For more information, or to schedule an appointment, call 323 422 2036
Kinship Sessions Building a specific culture of partnership for people raising kids
These sessions are for people who are no longer together who share kids and need to operate with one another in a mutually decided working 'system' that includes each parent, their current partner, and their child.
This counseling orients and coordinates each adult’s pertinent information such as: professional schedules, obligations towards self and friends, preferred use of free time, most frequently occupied geographical locations (east side vs west side). Once specifics are determined and known by each adult, the objective is for each parent and partner to be able to coordinate with kin (each parent and partner), so each may enjoy the reliability of this larger system that supports all involved. The goal is to informatively parent the child with comfort due to the collective nature of parenting
Sessions typically occur with 3 adults: one single parent and one coupled parent 4 adults: each parent with current their partner.
Biological parents and their current partners meet together, up to three consecutive sessions in my office to discuss and assemble this ‘system.’ Collectively, we discuss the equity of each individual as mentioned above so as to serve the needs of the whole.
HOW: Session One/Step One 1) Each parent brings their custody agreement (if legally separating or divorced), in addition, to sharing what a typical weekly schedule looks like (first) without their child. What are your obligations and desires without anyone else in the mix?
Session Two/Step Two 2) Each adult shares the desired goals about themself and their partner only, in the greater system. With the structure that will be in place what will this permit for you?
Session Three/Step Three 3) Each adult shares their expectations about the entire system of self, partner, and child; as well as, the other biological parent, their partner and the child. Now that we know who is where in conjunction with their needs we stitch the kinship together around the child.
We negotiate and implement agreements. Each person verbally outlines their hopes and needs for how all adults and the child will interact as a whole. It ultimately boils down into agreed upon parameters and roles.
These discussions also incorporate atypical exceptions. For example, one parent must leave to go on tour or location.

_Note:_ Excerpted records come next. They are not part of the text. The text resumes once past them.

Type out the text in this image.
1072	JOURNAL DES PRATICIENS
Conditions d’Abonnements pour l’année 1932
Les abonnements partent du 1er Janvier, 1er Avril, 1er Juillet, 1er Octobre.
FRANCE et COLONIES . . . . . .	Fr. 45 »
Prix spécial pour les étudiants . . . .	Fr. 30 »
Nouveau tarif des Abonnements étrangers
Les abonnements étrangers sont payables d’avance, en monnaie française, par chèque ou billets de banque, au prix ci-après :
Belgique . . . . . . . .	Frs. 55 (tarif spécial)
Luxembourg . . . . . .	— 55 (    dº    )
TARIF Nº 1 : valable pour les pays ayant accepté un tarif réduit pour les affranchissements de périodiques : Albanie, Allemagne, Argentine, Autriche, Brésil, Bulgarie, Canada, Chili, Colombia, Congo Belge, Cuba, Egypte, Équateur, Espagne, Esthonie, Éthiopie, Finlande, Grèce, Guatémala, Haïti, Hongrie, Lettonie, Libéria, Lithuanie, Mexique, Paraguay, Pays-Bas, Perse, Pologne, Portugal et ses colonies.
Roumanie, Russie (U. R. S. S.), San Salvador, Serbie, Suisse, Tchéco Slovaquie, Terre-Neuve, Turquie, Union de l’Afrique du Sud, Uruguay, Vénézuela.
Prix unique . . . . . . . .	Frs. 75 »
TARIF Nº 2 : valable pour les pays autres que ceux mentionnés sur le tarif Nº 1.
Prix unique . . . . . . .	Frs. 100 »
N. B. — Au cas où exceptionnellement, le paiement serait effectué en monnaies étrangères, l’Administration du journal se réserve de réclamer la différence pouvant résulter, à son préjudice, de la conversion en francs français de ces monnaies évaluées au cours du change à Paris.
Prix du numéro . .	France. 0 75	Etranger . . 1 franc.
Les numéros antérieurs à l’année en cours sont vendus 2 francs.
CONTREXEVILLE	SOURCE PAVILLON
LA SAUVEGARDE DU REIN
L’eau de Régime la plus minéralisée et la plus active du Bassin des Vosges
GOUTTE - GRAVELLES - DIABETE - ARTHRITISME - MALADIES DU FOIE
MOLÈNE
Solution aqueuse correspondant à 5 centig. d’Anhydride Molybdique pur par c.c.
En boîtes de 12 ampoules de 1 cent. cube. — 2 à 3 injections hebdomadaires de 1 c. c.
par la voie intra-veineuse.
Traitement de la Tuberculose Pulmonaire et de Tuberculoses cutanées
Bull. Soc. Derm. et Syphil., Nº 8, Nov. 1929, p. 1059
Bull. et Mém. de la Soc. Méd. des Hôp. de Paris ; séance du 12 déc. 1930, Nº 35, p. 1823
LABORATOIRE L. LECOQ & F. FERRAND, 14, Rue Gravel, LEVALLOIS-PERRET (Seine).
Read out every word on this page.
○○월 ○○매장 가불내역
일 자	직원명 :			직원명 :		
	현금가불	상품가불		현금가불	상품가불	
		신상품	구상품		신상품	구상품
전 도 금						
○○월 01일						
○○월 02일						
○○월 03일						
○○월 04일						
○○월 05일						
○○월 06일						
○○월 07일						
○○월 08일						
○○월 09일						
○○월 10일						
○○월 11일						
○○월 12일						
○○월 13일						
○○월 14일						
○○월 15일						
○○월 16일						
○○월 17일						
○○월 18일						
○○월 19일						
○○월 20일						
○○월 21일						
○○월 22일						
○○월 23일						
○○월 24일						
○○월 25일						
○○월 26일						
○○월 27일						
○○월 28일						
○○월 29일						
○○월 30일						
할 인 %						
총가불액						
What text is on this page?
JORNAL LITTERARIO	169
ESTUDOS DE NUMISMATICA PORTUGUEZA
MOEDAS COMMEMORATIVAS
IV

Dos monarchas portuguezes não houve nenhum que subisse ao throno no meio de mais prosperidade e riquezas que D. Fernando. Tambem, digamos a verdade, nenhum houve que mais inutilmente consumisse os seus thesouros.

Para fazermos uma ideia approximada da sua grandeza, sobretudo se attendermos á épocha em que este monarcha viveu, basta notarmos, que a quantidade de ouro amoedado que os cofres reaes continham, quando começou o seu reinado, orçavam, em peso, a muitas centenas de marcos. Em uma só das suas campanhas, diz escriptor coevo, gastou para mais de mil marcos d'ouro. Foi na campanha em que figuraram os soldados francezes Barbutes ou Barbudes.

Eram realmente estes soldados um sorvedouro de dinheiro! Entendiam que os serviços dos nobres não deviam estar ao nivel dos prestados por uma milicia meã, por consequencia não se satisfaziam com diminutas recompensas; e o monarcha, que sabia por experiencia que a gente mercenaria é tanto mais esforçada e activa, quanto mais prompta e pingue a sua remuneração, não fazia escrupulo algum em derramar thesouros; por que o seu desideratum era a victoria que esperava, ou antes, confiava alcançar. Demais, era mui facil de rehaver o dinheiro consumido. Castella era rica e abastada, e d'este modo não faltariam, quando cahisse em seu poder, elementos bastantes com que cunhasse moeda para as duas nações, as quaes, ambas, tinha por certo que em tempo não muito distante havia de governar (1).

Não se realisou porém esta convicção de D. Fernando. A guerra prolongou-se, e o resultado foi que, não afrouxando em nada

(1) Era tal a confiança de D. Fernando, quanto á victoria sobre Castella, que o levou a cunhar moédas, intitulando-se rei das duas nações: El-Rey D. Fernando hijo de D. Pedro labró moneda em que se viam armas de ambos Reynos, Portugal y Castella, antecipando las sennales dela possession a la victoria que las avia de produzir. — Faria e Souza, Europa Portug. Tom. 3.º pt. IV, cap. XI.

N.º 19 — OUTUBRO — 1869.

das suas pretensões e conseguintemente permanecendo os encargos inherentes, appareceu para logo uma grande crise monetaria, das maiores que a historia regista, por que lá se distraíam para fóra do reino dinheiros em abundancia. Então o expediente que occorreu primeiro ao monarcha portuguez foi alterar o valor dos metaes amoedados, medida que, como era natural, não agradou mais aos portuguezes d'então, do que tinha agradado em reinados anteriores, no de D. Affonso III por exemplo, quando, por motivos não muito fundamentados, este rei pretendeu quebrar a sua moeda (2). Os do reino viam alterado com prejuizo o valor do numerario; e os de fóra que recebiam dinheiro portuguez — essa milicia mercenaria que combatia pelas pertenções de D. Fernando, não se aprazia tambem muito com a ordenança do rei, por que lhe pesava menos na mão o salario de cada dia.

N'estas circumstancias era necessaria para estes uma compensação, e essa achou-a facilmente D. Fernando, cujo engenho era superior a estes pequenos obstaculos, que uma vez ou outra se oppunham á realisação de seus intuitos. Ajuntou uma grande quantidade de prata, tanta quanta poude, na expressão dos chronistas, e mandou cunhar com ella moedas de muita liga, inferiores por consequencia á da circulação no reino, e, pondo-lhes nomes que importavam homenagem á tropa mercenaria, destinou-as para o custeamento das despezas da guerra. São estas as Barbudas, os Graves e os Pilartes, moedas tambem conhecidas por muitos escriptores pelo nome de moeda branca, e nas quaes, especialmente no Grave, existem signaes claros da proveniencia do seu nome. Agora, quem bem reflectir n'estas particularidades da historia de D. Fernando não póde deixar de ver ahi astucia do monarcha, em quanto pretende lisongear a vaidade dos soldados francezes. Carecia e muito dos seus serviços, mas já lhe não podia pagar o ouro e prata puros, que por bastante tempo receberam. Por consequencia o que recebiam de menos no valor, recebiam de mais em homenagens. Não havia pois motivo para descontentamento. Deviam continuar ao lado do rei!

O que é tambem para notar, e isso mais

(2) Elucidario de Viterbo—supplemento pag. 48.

This is not custody mediation and does not determine anything of a legal nature. These sessions only meet one to three times to establish the agreed upon intended structure of the individual in the whole. ‘Tune-ups’ are permitted as needed. The goal is to unify in kinship for all involved. These sessions do not support or tolerate one’s aim to oppose, or to deliver retribution, or to establish ownership. This work is interested in collective goal setting, mutual respect and self respect. Let’s be 21st century people, shall we?
Children and teenagers do not attend these sessions
NOTE: This modality is not recommended for co-parents who communicate through high-conflict. It is intended for higher functioning adults who wish for their child, their partners, and for themselves to practice healthy relational negotiations that result in positive outcomes for all involved. - Fictive Kinship is based on social agreements such as friendship instead of adoption, blood (consanguinity), or marriage (affinity) that creates a relationship like family.